IF MONTGOMERY COUNTY'S state senators put relief for individual taxpayers ahead of tax breaks for country clubs, they will vote this week for a bill that eventually would add to $2 million more to the country's coffers each year. The House delegation from Montgomery already has done so, by voting 10 to 7 to eliminate the fat discounts on the county property tax rate that country clubs have been enjoying. All it takes now is approval by the Montgomery senators and the bill could clear the state legislature as a local measure. Otherwise, county taxpayers will continue to pay what amounts to a public subsidy for private factilities.
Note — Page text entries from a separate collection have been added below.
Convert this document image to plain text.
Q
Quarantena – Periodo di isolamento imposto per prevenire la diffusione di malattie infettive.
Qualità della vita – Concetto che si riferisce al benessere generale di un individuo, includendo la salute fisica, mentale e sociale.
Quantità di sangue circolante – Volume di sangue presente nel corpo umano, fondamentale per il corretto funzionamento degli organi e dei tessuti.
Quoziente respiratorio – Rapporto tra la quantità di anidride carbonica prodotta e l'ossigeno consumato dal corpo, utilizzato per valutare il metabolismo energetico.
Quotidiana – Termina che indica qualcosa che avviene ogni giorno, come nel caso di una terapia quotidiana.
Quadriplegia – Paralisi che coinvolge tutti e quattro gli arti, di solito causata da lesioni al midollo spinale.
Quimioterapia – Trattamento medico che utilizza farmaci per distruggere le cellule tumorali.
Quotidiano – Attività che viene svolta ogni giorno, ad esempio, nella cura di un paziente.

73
Contrary to what country club officials would have the senators believe, the measure would not suddenly drive their organizations out of business. As now proposed the measure is a moderate compromise that would phase out the preferential tax break over a six-year period. In the first year, clubs' assessments -- which now are at about 11 percent of market value while commercial properties are assessed at about 50 percent -- would go to about 15 percent. That would mean about $144,000 more for the county. By 1986, the estimated savings to the county would top $2 million.

As another safeguard against any cruel tax wipeout of country clubs, the bill contains a provision giving the county first of refusal to buy any club property and preserve it as green space. For that matter, if things really got that rough for a club and it could do demonstrate, the county could always study ways to provide some relief.

But right now, Montgomery County has the largest share of country clubs in the state and is suffering the largest tax loss as a result. Delaying for a statewide bill when this measure already has the necessary support in the House makes no sense. At a time when the average county homeowner is being required to pay bigger and bigger tax bills, the country's senators in Annapolis should come down squarely in favor of making private country clubs pay their fair share.